Theoretical Application: How can a network be both horizontal and vertical simultaneously? How can I apply it to La Leche League International’s network?
Castells claims that the information technology revolution has led to an increasing interaction between horizontal and vertical networks (xxx). He was speaking specifically about the interaction between mainstream media and interactive technologies such as blogs. Mainstream media, which is a top-down organization, has historically intended simply to pass on information without receiving feedback, while interactive technologies such as blogs and Twitter make it possible for the audience or consumer to provide feedback, which in turn may affect what the media outlet reports. According to Castells, horizontal networks often are focused on “communication built around people’s initiatives, interests, and desires” and they may involve cooperative projects (xxviii).

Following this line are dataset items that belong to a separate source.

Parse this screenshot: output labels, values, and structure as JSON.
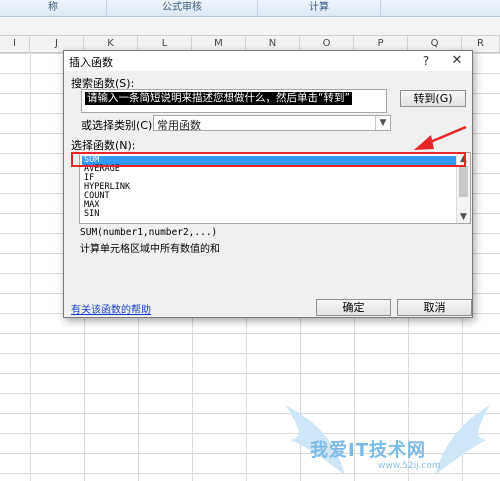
{
  "excel": {
    "ribbon_groups": [
      {
        "label": "称"
      },
      {
        "label": "公式审核"
      },
      {
        "label": "计算"
      }
    ],
    "columns": [
      "I",
      "J",
      "K",
      "L",
      "M",
      "N",
      "O",
      "P",
      "Q",
      "R"
    ]
  },
  "dialog": {
    "title": "插入函数",
    "help_glyph": "?",
    "close_glyph": "✕",
    "search_label": "搜索函数(S):",
    "search_value": "请输入一条简短说明来描述您想做什么，然后单击“转到”",
    "go_button": "转到(G)",
    "category_label": "或选择类别(C):",
    "category_value": "常用函数",
    "function_label": "选择函数(N):",
    "functions": [
      "SUM",
      "AVERAGE",
      "IF",
      "HYPERLINK",
      "COUNT",
      "MAX",
      "SIN"
    ],
    "selected_function": "SUM",
    "syntax": "SUM(number1,number2,...)",
    "description": "计算单元格区域中所有数值的和",
    "help_link": "有关该函数的帮助",
    "ok_button": "确定",
    "cancel_button": "取消"
  },
  "colors": {
    "selection": "#3399ff",
    "annotation": "#e8262a",
    "link": "#1a3fd1"
  },
  "watermark": {
    "text": "我爱IT技术网",
    "url": "www.52ij.com"
  }
}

As I was reading the text, I realized that this simultaneous vertical and horizontal organization of the network resembles the way in which LLLI is organized. The organization prefers to promote the horizontal aspect of the organization offered by the mother-to-mother support groups, which require a shared interest in breastfeeding and cooperation of mothers, that are core to the organization. According to Nancy Mohrbacher and Sharon Knorr, mother-to-mother support groups provide informal support through vicarious experience, which increases a mother’s self-efficacy, while formal authoritative organizations make mothers lose self-confidence. Because LLLI leaders provide advice based on the organization’s core philosophy, and because LLLI manuals not only provide breastfeeding support but also strongly recommend an attachment parenting lifestyle that some mothers simply cannot live because they must work to provide for their families, some mothers may lose self-confidence as a parent because they are not capable of leading the lifestyle that the organization dictates.